A nationally important
Irish silver gorget
of the
County Limerick Fencible Volunteers,
c.1780

 
 

Beaten from a single piece of silver, the edges rolled and each tip pierced for suspension ribbons; the face engraved with a pair of grenadiers, martial trophies, an uncrowned Harp of Erin, and the motto: OBSTANTIBUS OBSTO (I oppose those who would oppose us).

Overall height 5 ¼”, overall width 4 ½”.

This magnificent gorget is that of an officer of an Irish Volunteer regiment of about 1780. Hitherto unrecorded, it is one of the finest and most evocative symbols ever encountered of a period of Irish history now largely forgotten or misunderstood.

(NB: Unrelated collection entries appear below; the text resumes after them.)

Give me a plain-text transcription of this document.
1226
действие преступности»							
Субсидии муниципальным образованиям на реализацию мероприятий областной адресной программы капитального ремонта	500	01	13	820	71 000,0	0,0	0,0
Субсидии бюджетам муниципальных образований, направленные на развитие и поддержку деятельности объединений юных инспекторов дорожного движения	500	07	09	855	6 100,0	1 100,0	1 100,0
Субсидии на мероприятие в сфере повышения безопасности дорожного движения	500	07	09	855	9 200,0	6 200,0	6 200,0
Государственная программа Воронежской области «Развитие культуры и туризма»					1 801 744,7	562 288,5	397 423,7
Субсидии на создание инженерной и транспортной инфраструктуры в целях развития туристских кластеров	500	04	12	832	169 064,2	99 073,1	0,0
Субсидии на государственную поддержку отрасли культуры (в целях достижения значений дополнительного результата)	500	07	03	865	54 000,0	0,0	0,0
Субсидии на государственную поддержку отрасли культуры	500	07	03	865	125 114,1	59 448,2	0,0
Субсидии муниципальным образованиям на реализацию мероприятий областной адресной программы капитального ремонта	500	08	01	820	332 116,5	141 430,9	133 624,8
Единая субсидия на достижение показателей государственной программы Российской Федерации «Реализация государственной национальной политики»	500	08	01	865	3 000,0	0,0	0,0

The colonists’ cause in the American War for Independence evoked great sympathy in Ireland, where a vociferous mercantile majority in Parliament felt itself in much the same position as did the American colonists as regards legislation and representation. When that war became international in 1778, through military intervention by France in support of the colonists, Ireland immediately entered the front-line - as the part of Great Britain most vulnerable to a French invasion. Accordingly, units of Volunteers were raised across Ireland for its protection but their armed presence in the kingdom was not to be limited to home defence and, rapidly, the Volunteers became a force in Ireland for home rule and free trade.

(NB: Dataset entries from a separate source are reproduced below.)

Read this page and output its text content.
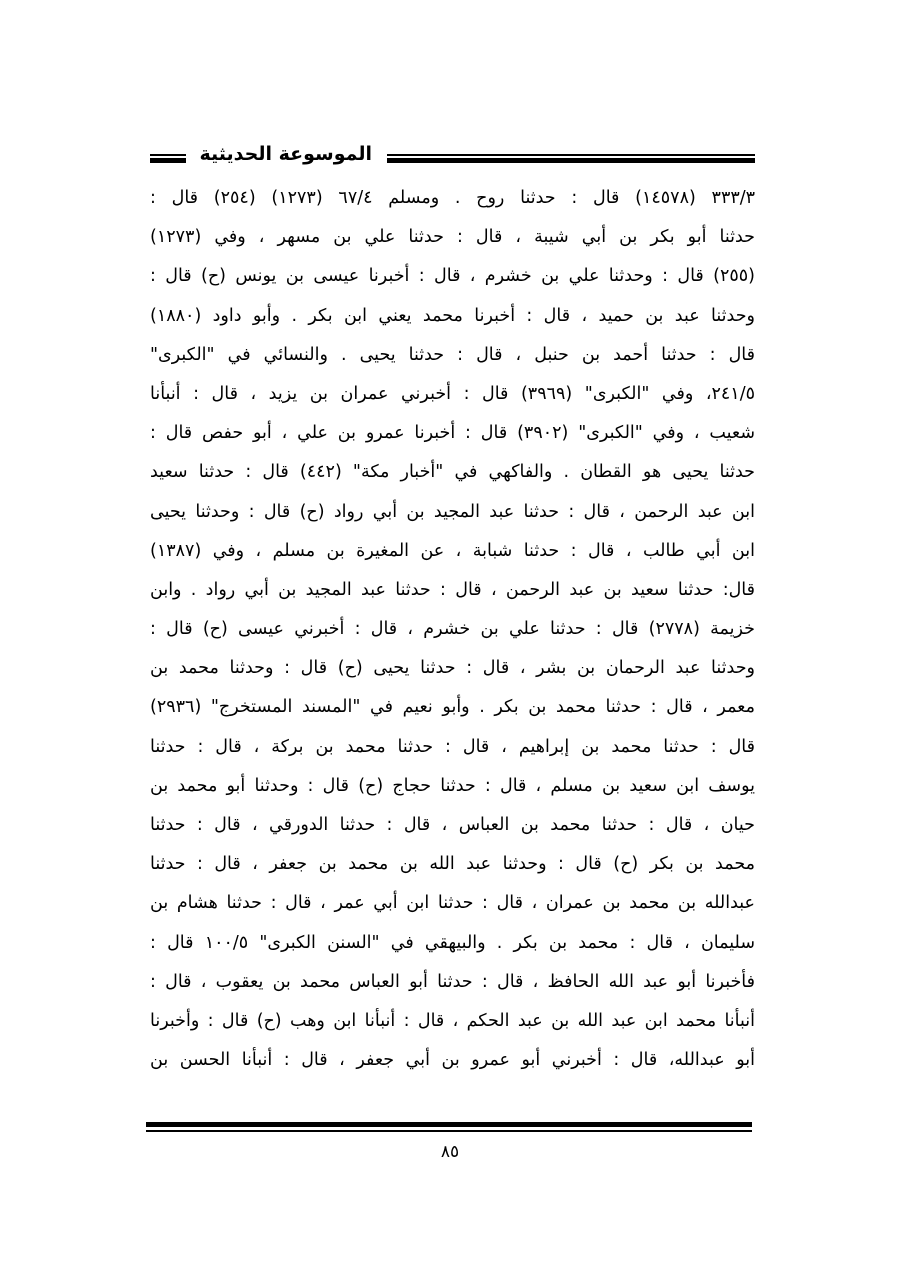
الموسوعة الحديثية
٣٣٣/٣ (١٤٥٧٨) قال : حدثنا روح . ومسلم ٦٧/٤ (١٢٧٣) (٢٥٤) قال :
حدثنا أبو بكر بن أبي شيبة ، قال : حدثنا علي بن مسهر ، وفي (١٢٧٣)
(٢٥٥) قال : وحدثنا علي بن خشرم ، قال : أخبرنا عيسى بن يونس (ح) قال :
وحدثنا عبد بن حميد ، قال : أخبرنا محمد يعني ابن بكر . وأبو داود (١٨٨٠)
قال : حدثنا أحمد بن حنبل ، قال : حدثنا يحيى . والنسائي في "الكبرى"
٢٤١/٥، وفي "الكبرى" (٣٩٦٩) قال : أخبرني عمران بن يزيد ، قال : أنبأنا
شعيب ، وفي "الكبرى" (٣٩٠٢) قال : أخبرنا عمرو بن علي ، أبو حفص قال :
حدثنا يحيى هو القطان . والفاكهي في "أخبار مكة" (٤٤٢) قال : حدثنا سعيد
ابن عبد الرحمن ، قال : حدثنا عبد المجيد بن أبي رواد (ح) قال : وحدثنا يحيى
ابن أبي طالب ، قال : حدثنا شبابة ، عن المغيرة بن مسلم ، وفي (١٣٨٧)
قال: حدثنا سعيد بن عبد الرحمن ، قال : حدثنا عبد المجيد بن أبي رواد . وابن
خزيمة (٢٧٧٨) قال : حدثنا علي بن خشرم ، قال : أخبرني عيسى (ح) قال :
وحدثنا عبد الرحمان بن بشر ، قال : حدثنا يحيى (ح) قال : وحدثنا محمد بن
معمر ، قال : حدثنا محمد بن بكر . وأبو نعيم في "المسند المستخرج" (٢٩٣٦)
قال : حدثنا محمد بن إبراهيم ، قال : حدثنا محمد بن بركة ، قال : حدثنا
يوسف ابن سعيد بن مسلم ، قال : حدثنا حجاج (ح) قال : وحدثنا أبو محمد بن
حيان ، قال : حدثنا محمد بن العباس ، قال : حدثنا الدورقي ، قال : حدثنا
محمد بن بكر (ح) قال : وحدثنا عبد الله بن محمد بن جعفر ، قال : حدثنا
عبدالله بن محمد بن عمران ، قال : حدثنا ابن أبي عمر ، قال : حدثنا هشام بن
سليمان ، قال : محمد بن بكر . والبيهقي في "السنن الكبرى" ١٠٠/٥ قال :
فأخبرنا أبو عبد الله الحافظ ، قال : حدثنا أبو العباس محمد بن يعقوب ، قال :
أنبأنا محمد ابن عبد الله بن عبد الحكم ، قال : أنبأنا ابن وهب (ح) قال : وأخبرنا
أبو عبدالله، قال : أخبرني أبو عمرو بن أبي جعفر ، قال : أنبأنا الحسن بن
٨٥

This unique and highly important gorget is symbolic both of the nature of the Volunteers and their ambitions: no other Volunteer gorget has been recorded that captures these factors with such iconographic power and immediacy. The military role of the unit is indicated by the presence of the pair of stalwart grenadiers. The ambivalent attitude of the Volunteers (to resist those who would resist them - either the French invader or the Westminster government) is made clear by the motto OBSTANTIBUS OBSTO. The Harp of Erin, from which the crown has been deliberately omitted, makes clear that the Volunteers’ first allegiance was to Ireland and not to the British Crown. The gorget does not bear a regimental title but its irrefutable provenance links it unequivocally with the County Limerick Fencible Volunteers, a unit raised in 1779 by John Thomas Waller of Castletown, Co. Limerick, and commanded by him until 1782. Waller, who was both the son and the father of members of the Irish Parliament, had been High Sheriff for Co. Limerick in 1762 and was a vociferous advocate of Irish free trade. In terms of his social position and his allegiances, Waller was typical of those Irish gentlemen who were active in the Irish Volunteers in c.1780: this was almost certainly his gorget.